Trade between China and Mongolia has suffered since the COVID-19 pandemic, with transport restrictions cutting coal exports from one of the world’s top 10 producers.
Daily coal imports via Ganqimaodu averaged about 90,000 tonnes in September, up 19% from August, according to the traders, though the volume is still only half the level before curbs on trucks started and a fraction of China’s total imports, which have been around 21 million tonnes a month this year.
China has called for higher domestic coal production since a power shortage roiled industry across the nation a year ago. But output in recent weeks has been reduced by stricter safety inspections following several fatal accidents in its major coal mining hubs.
Daily coal output in China fell to 11.95 million tonnes per day in August, down from a peak of 12.76 million in March and lower than Beijing’s target of 12 million for 2022.
Analysts and coal traders expect the probes to last until the end of the Communist Party Congress that takes place from Oct. 16 until Oct. 24.
The Daqin railway, China’s biggest coal transporting line by volume that connects its major mining hub in northern China with Qinhuangdao, will shut for nearly a month from Sept. 28 for scheduled maintenance, further reducing supply to the market.
“The rising demand from the chemical and coking industries is driving coal prices despite easing consumption from the power generation sector,” Luo Yong, analyst from China Coal Transportation and Distribution Association, said in a note. “The major coal transporting lines, Daqin, Wari and Hanyuan, are under seasonal maintenance, which also strengthened the tight supply expectation and pushed up port prices.”

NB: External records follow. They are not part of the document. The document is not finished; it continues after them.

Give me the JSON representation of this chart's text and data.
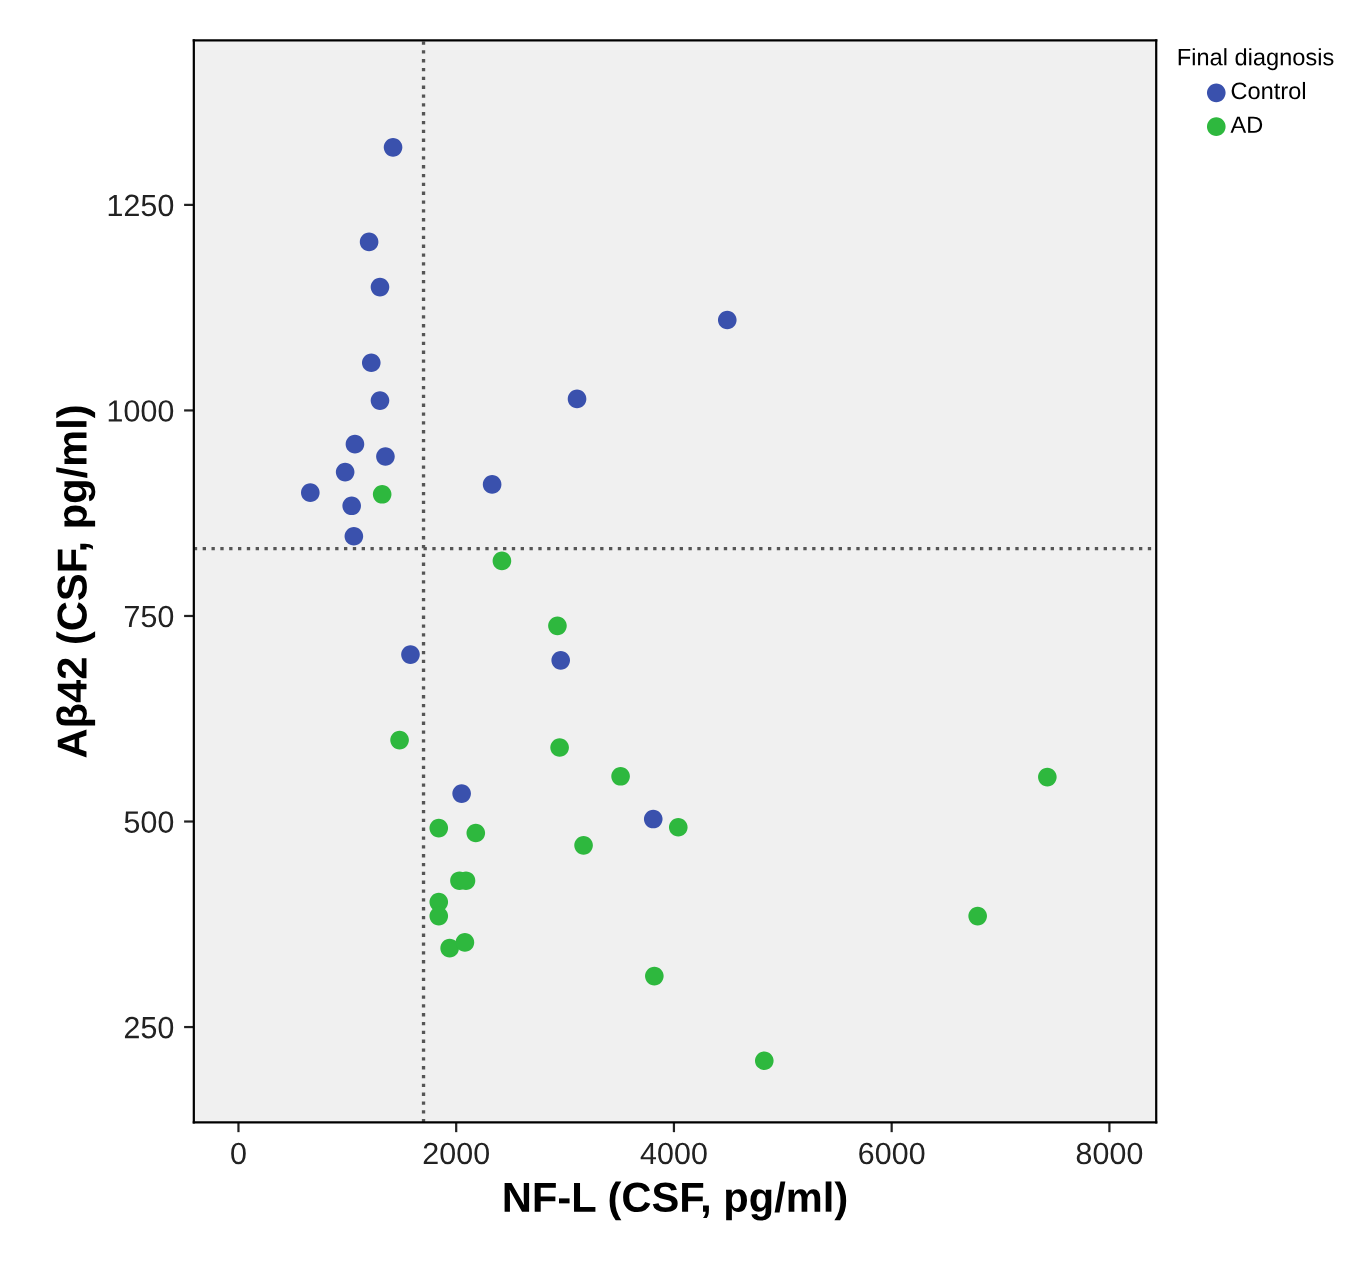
{
  "chart_data": {
    "type": "scatter",
    "xlabel": "NF-L (CSF, pg/ml)",
    "ylabel": "Aβ42 (CSF, pg/ml)",
    "legend_title": "Final diagnosis",
    "legend": "top right",
    "marker": "circle",
    "grid": false,
    "xlim": [
      -410,
      8430
    ],
    "ylim": [
      134,
      1450
    ],
    "xticks": [
      0,
      2000,
      4000,
      6000,
      8000
    ],
    "yticks": [
      250,
      500,
      750,
      1000,
      1250
    ],
    "series": [
      {
        "name": "Control",
        "color": "#3a51ad",
        "x": [
          1420,
          1200,
          1300,
          4490,
          1220,
          1300,
          3110,
          1070,
          1350,
          980,
          660,
          1040,
          1060,
          2330,
          1580,
          2960,
          2050,
          3810
        ],
        "values": [
          1320,
          1205,
          1150,
          1110,
          1058,
          1012,
          1014,
          959,
          944,
          925,
          900,
          884,
          847,
          910,
          703,
          696,
          534,
          503
        ]
      },
      {
        "name": "AD",
        "color": "#2eb83e",
        "x": [
          1320,
          2420,
          2930,
          1480,
          2950,
          3510,
          7430,
          4040,
          1840,
          2180,
          3170,
          2030,
          2090,
          1840,
          1840,
          6790,
          1940,
          2080,
          3820,
          4830
        ],
        "values": [
          898,
          817,
          738,
          599,
          590,
          555,
          554,
          493,
          492,
          486,
          471,
          428,
          428,
          402,
          385,
          385,
          346,
          353,
          312,
          209
        ]
      }
    ],
    "ref_lines": [
      {
        "axis": "x",
        "value": 1700,
        "color": "#555555",
        "line_style": "dotted"
      },
      {
        "axis": "y",
        "value": 832,
        "color": "#555555",
        "line_style": "dotted"
      }
    ]
  }
}
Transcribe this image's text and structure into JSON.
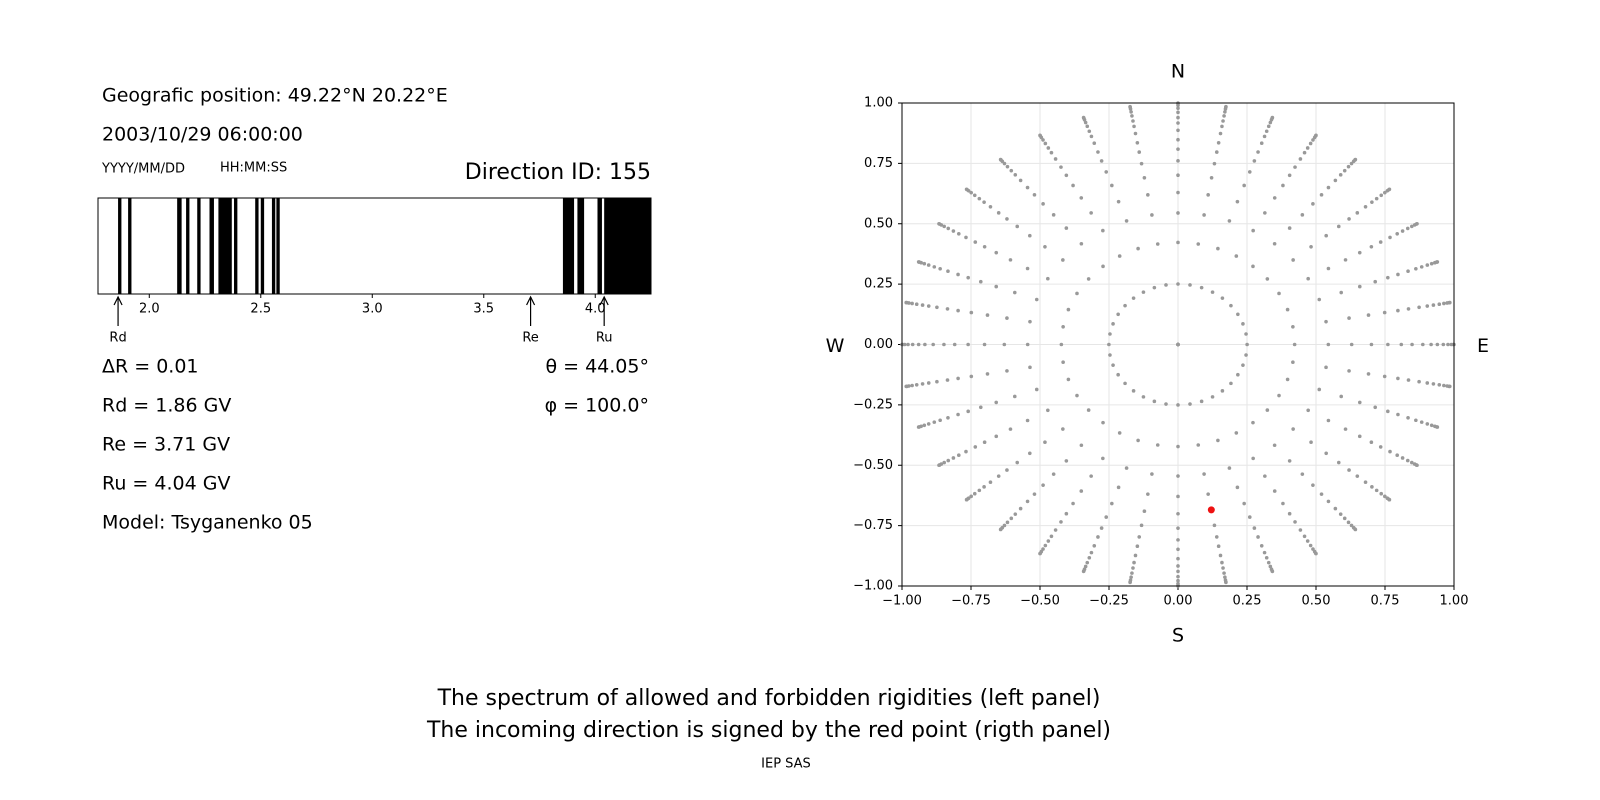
{
  "info": {
    "position": "Geografic position: 49.22°N 20.22°E",
    "datetime": "2003/10/29 06:00:00",
    "date_format": "YYYY/MM/DD",
    "time_format": "HH:MM:SS",
    "direction_id": "Direction ID: 155",
    "delta_r": "ΔR = 0.01",
    "rd": "Rd = 1.86 GV",
    "re": "Re = 3.71 GV",
    "ru": "Ru = 4.04 GV",
    "model": "Model: Tsyganenko 05",
    "theta": "θ = 44.05°",
    "phi": "φ = 100.0°"
  },
  "chart_data": [
    {
      "type": "spectrum",
      "color": "#000000",
      "xlim": [
        1.77,
        4.25
      ],
      "xticks": [
        {
          "value": 2,
          "label": "2.0"
        },
        {
          "value": 2.5,
          "label": "2.5"
        },
        {
          "value": 3,
          "label": "3.0"
        },
        {
          "value": 3.5,
          "label": "3.5"
        },
        {
          "value": 4,
          "label": "4.0"
        }
      ],
      "bands": [
        [
          1.86,
          1.875
        ],
        [
          1.905,
          1.92
        ],
        [
          2.125,
          2.145
        ],
        [
          2.165,
          2.18
        ],
        [
          2.215,
          2.23
        ],
        [
          2.27,
          2.29
        ],
        [
          2.31,
          2.37
        ],
        [
          2.38,
          2.395
        ],
        [
          2.475,
          2.49
        ],
        [
          2.5,
          2.515
        ],
        [
          2.55,
          2.565
        ],
        [
          2.57,
          2.585
        ],
        [
          3.855,
          3.905
        ],
        [
          3.92,
          3.95
        ],
        [
          4.01,
          4.03
        ],
        [
          4.04,
          4.25
        ]
      ],
      "markers": [
        {
          "label": "Rd",
          "value": 1.86
        },
        {
          "label": "Re",
          "value": 3.71
        },
        {
          "label": "Ru",
          "value": 4.04
        }
      ]
    },
    {
      "type": "scatter",
      "color": "#999999",
      "selected_color": "#ee1111",
      "grid": true,
      "xlim": [
        -1,
        1
      ],
      "ylim": [
        -1,
        1
      ],
      "xticks": [
        {
          "value": -1,
          "label": "−1.00"
        },
        {
          "value": -0.75,
          "label": "−0.75"
        },
        {
          "value": -0.5,
          "label": "−0.50"
        },
        {
          "value": -0.25,
          "label": "−0.25"
        },
        {
          "value": 0,
          "label": "0.00"
        },
        {
          "value": 0.25,
          "label": "0.25"
        },
        {
          "value": 0.5,
          "label": "0.50"
        },
        {
          "value": 0.75,
          "label": "0.75"
        },
        {
          "value": 1,
          "label": "1.00"
        }
      ],
      "yticks": [
        {
          "value": -1,
          "label": "−1.00"
        },
        {
          "value": -0.75,
          "label": "−0.75"
        },
        {
          "value": -0.5,
          "label": "−0.50"
        },
        {
          "value": -0.25,
          "label": "−0.25"
        },
        {
          "value": 0,
          "label": "0.00"
        },
        {
          "value": 0.25,
          "label": "0.25"
        },
        {
          "value": 0.5,
          "label": "0.50"
        },
        {
          "value": 0.75,
          "label": "0.75"
        },
        {
          "value": 1,
          "label": "1.00"
        }
      ],
      "compass": {
        "north": "N",
        "south": "S",
        "west": "W",
        "east": "E"
      },
      "zeniths": [
        0,
        14.5,
        25,
        33,
        39,
        44.5,
        49.5,
        54,
        58,
        62.5,
        66.5,
        70,
        74,
        78,
        82,
        86,
        90
      ],
      "azimuths": [
        0,
        10,
        20,
        30,
        40,
        50,
        60,
        70,
        80,
        90,
        100,
        110,
        120,
        130,
        140,
        150,
        160,
        170,
        180,
        190,
        200,
        210,
        220,
        230,
        240,
        250,
        260,
        270,
        280,
        290,
        300,
        310,
        320,
        330,
        340,
        350
      ],
      "selected": {
        "zenith": 44.05,
        "azimuth": 100.0
      }
    }
  ],
  "caption": [
    "The spectrum of allowed and forbidden rigidities (left panel)",
    "The incoming direction is signed by the red point (rigth panel)"
  ],
  "credit": "IEP SAS"
}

Operating rates at cement makers have rebounded to about 57% in recent weeks, a peak for 2022, according to data compiled by Wind.
Major coal-consuming producers of chemicals such as methanol, chlor-alkali and urea, also increased their run rates.
Coal supply is expected to improve once the mine safety checks are relaxed and the Daqin railway resumes.
“Traders are leveraging all their personal connections and bidding high to secure more supply now as they know this might be a short-lived chance to make profit,” said one of the traders of the appetite for Mongolian coal.